Les positions françaises alimenteront ainsi la perception turque d’une France qui, en allant contre la décision unanime de l’Union d’entamer les discussions en faveur d’un processus d’adhésion, ne respecte pas ses engagements. Tirée par un président très volontariste, la France sera perçue par les Turcs comme « l’opposant officiel » à la Turquie. De son côté, le Premier ministre turc Erdoğan ne se privera pas de lancer des piques en direction de Nicolas Sarkozy en l’accusant d’avoir « des préjugés défavorables envers la Turquie » – reproche qu’il reprendra à plusieurs reprises plus tard en remplaçant parfois « la Turquie » par « les Musulmans » – ce qui contribuera à attiser à son tour, dans une sorte de cercle vicieux, l’hostilité de l’opinion turque déjà très défavorable envers la France et son président.
Une visite éclair de Nicolas Sarkozy (en tant que président du G20) à Ankara le 25 février 2011 – la première d’un dirigeant français en 19 ans – ne permettra pas d’améliorer les choses. Au contraire, la durée de la visite (5 heures seulement) irritera les Turcs et Erdoğan indiquera, par voie de presse, que « cette visite n’est pas à la hauteur de l’amitié franco-turque ».

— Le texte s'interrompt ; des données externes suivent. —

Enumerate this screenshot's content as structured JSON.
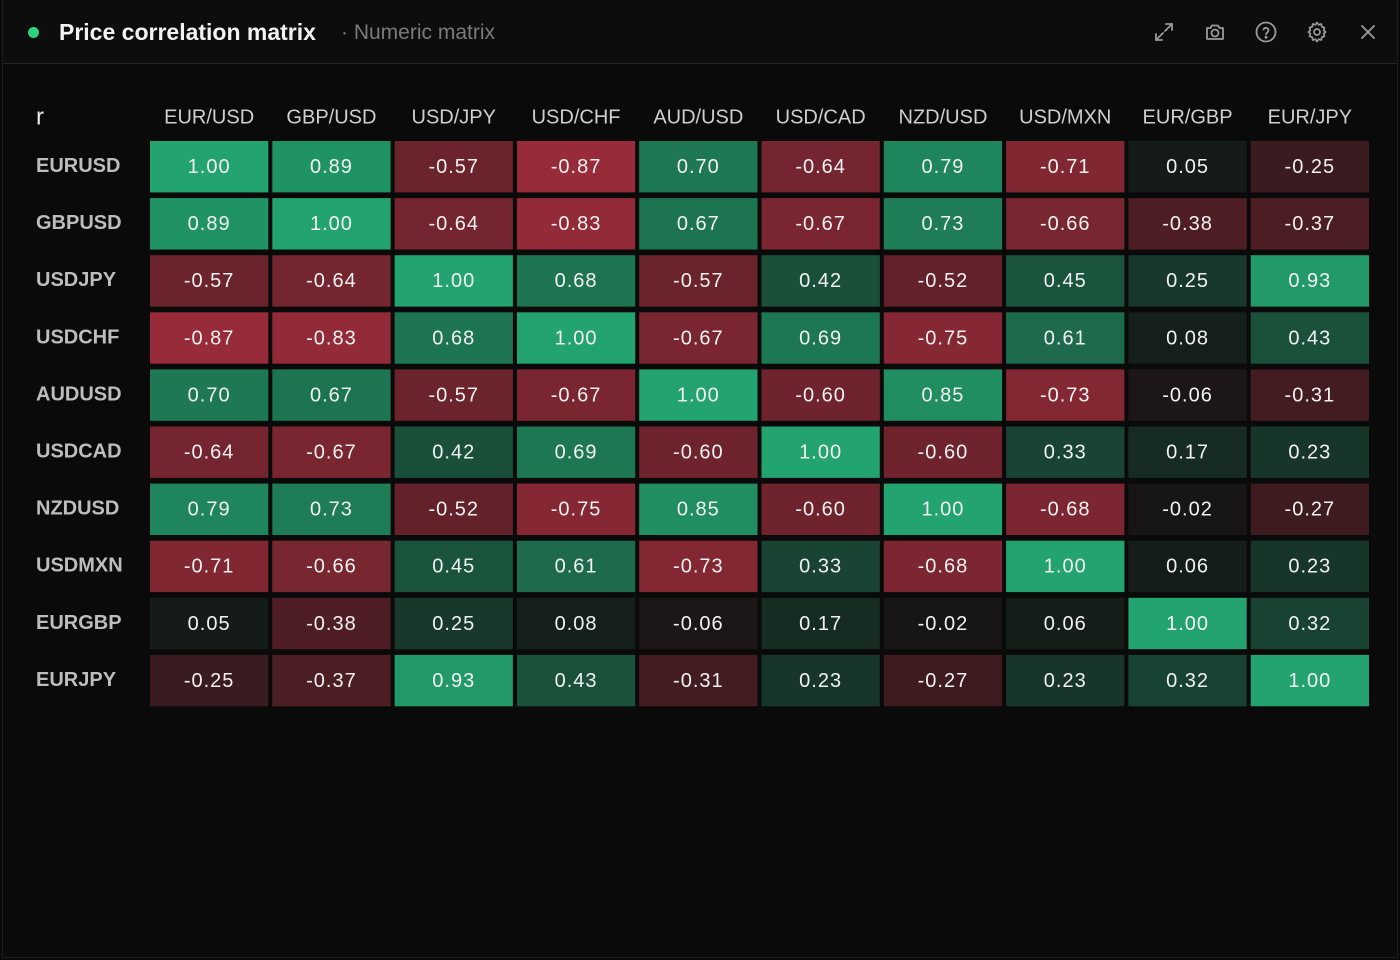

Enfin, l’épisode libyen en mars 2011, lors duquel la France écartera la Turquie du sommet international à Paris, confirmera à la fois l’existence d’une lutte de pouvoir dans cette région où les intérêts économiques et énergétiques sont considérables et le sentiment turc que Nicolas Sarkozy est personnellement hostile à la Turquie.

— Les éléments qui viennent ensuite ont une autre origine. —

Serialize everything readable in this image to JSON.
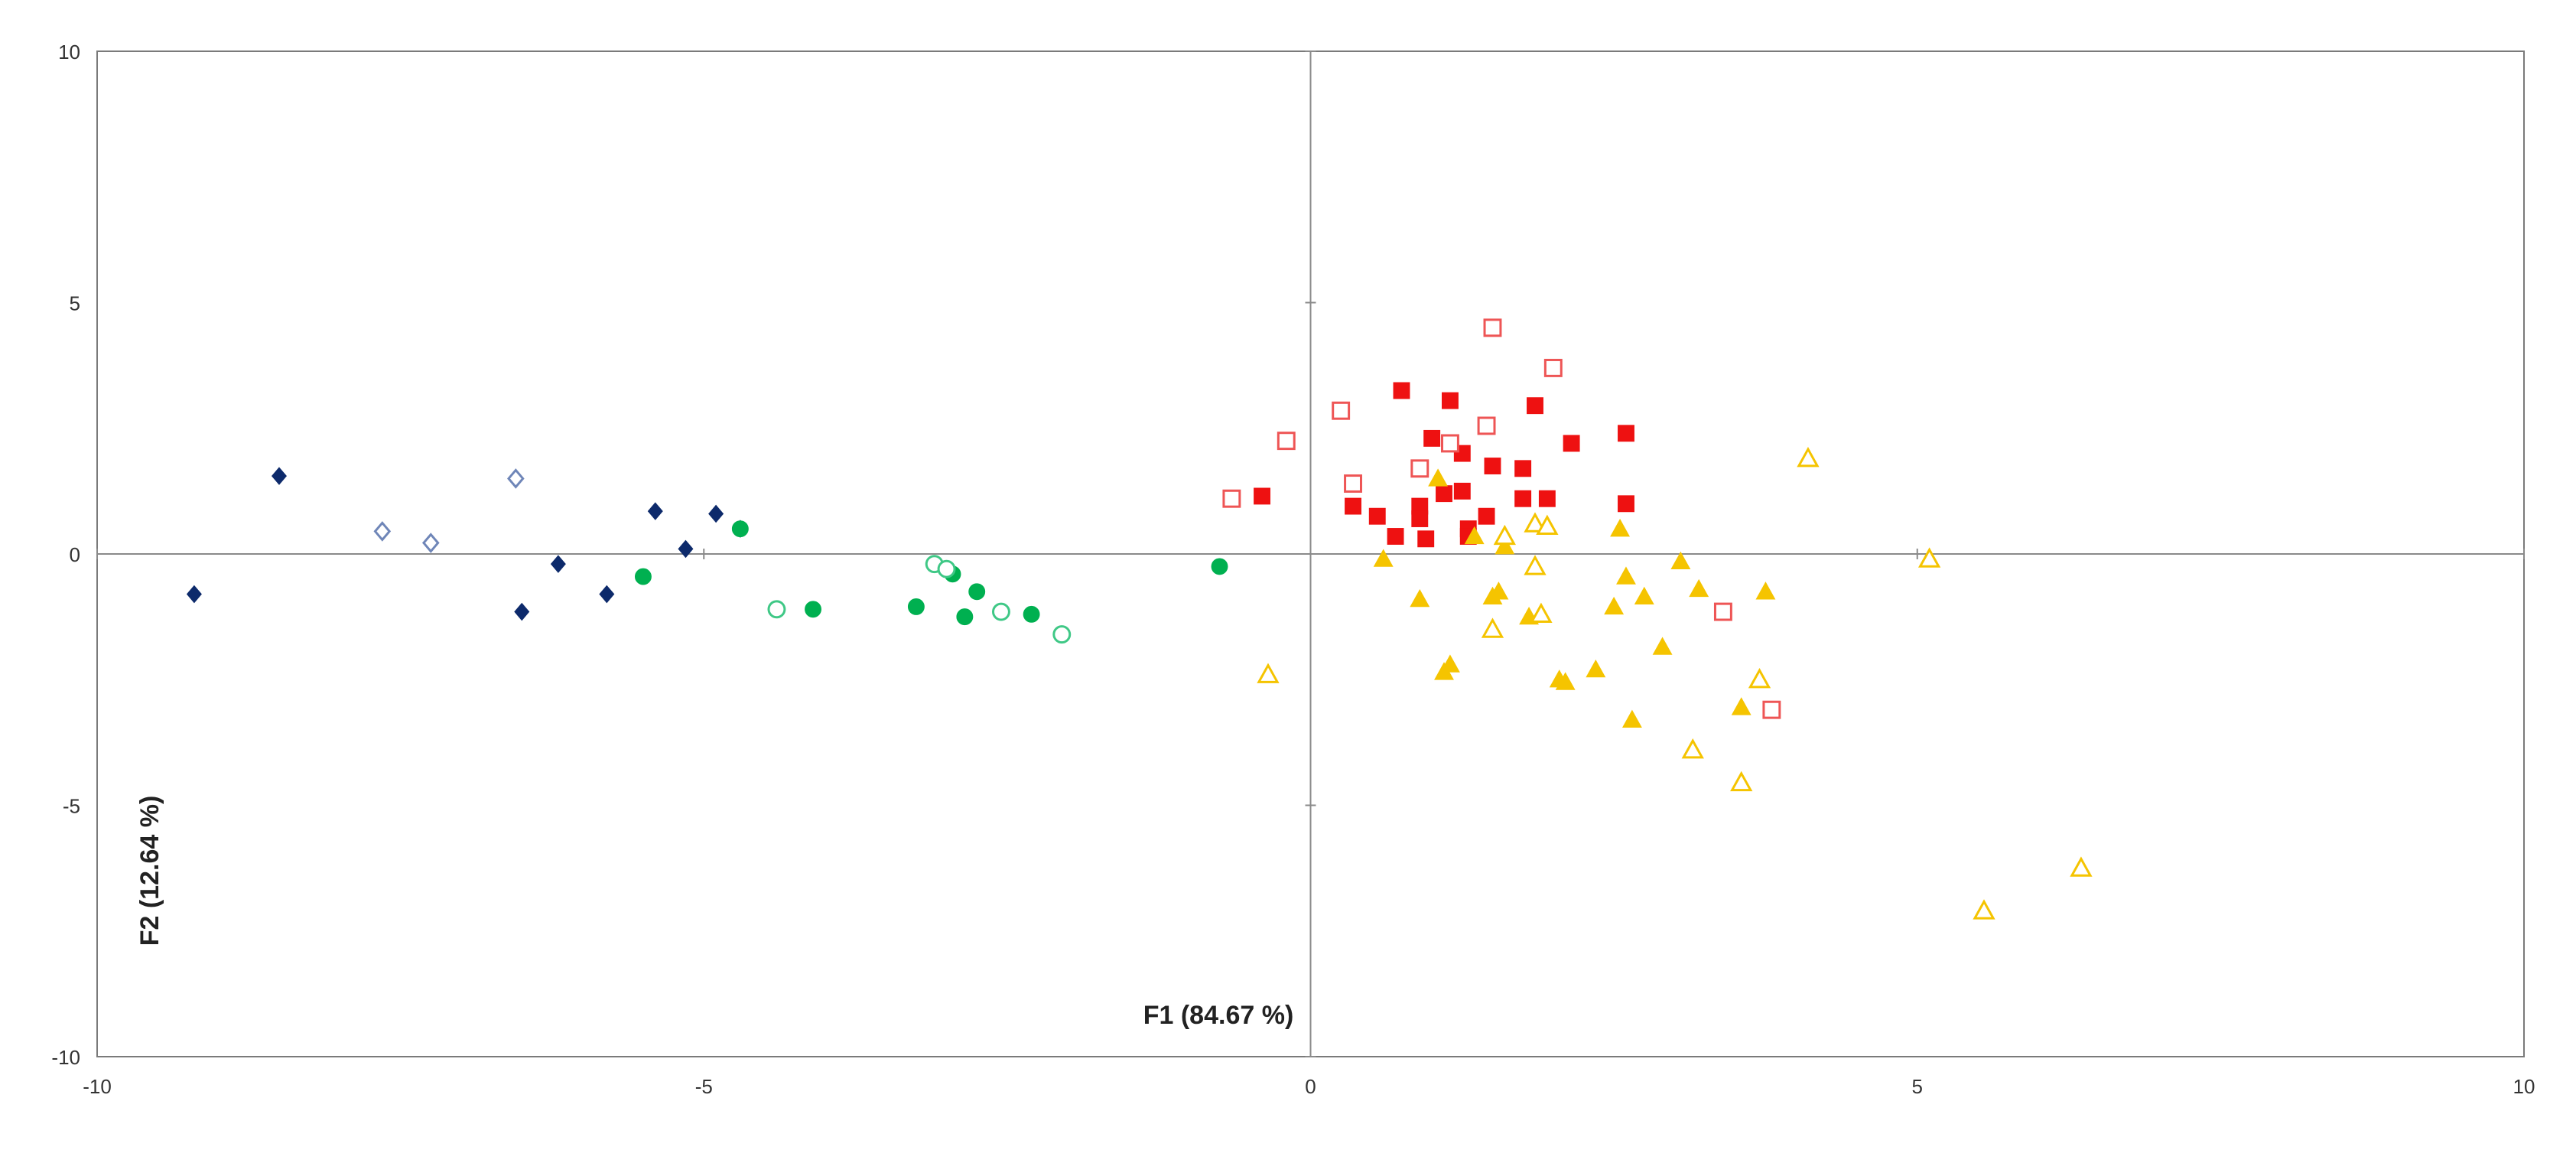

4. L’épisode da loi française sur les génocides : la controverse
Dans ce contexte bilatéral tendu, l’arrivée en décembre 2011 du projet de loi français pénalisant la contestation du génocide arménien [11] qui sera adopté par l’Assemblée nationale sera, comme on pouvait s’y attendre, la goutte d’eau qui fera déborder le vase de l’hostilité turque. En effet, elle donnera lieu à la réaction d’Erdoğan concernant les responsabilités de la France en Algérie évoquée en introduction et à une série de mesures : le rappel par Ankara de son ambassadeur à Paris pour consultation et l’annulation de toutes les rencontres politiques, économiques et militaires avec la France ainsi que de l’autorisation accordée aux avions de chasse et bâtiments de guerre français d’atterrir ou de mouiller en Turquie. Sur le plan économique, même si un boycott des produits français n’a jamais été explicitement évoqué par Ankara, ce qui aurait été illégal au regard des règles de l’Organisation Mondiale du Commerce et de l’Union européenne – et les appels au boycott lancés par certaines organisations non-gouvernementales n’ont pas été suivis de façon significative – des rétorsions, notamment sur de gros contrats publics (par exemple dans les domaines du nucléaire et des transports), ont été prévues et le climat tendu a affecté la relation commerciale franco-turque pendant plusieurs mois.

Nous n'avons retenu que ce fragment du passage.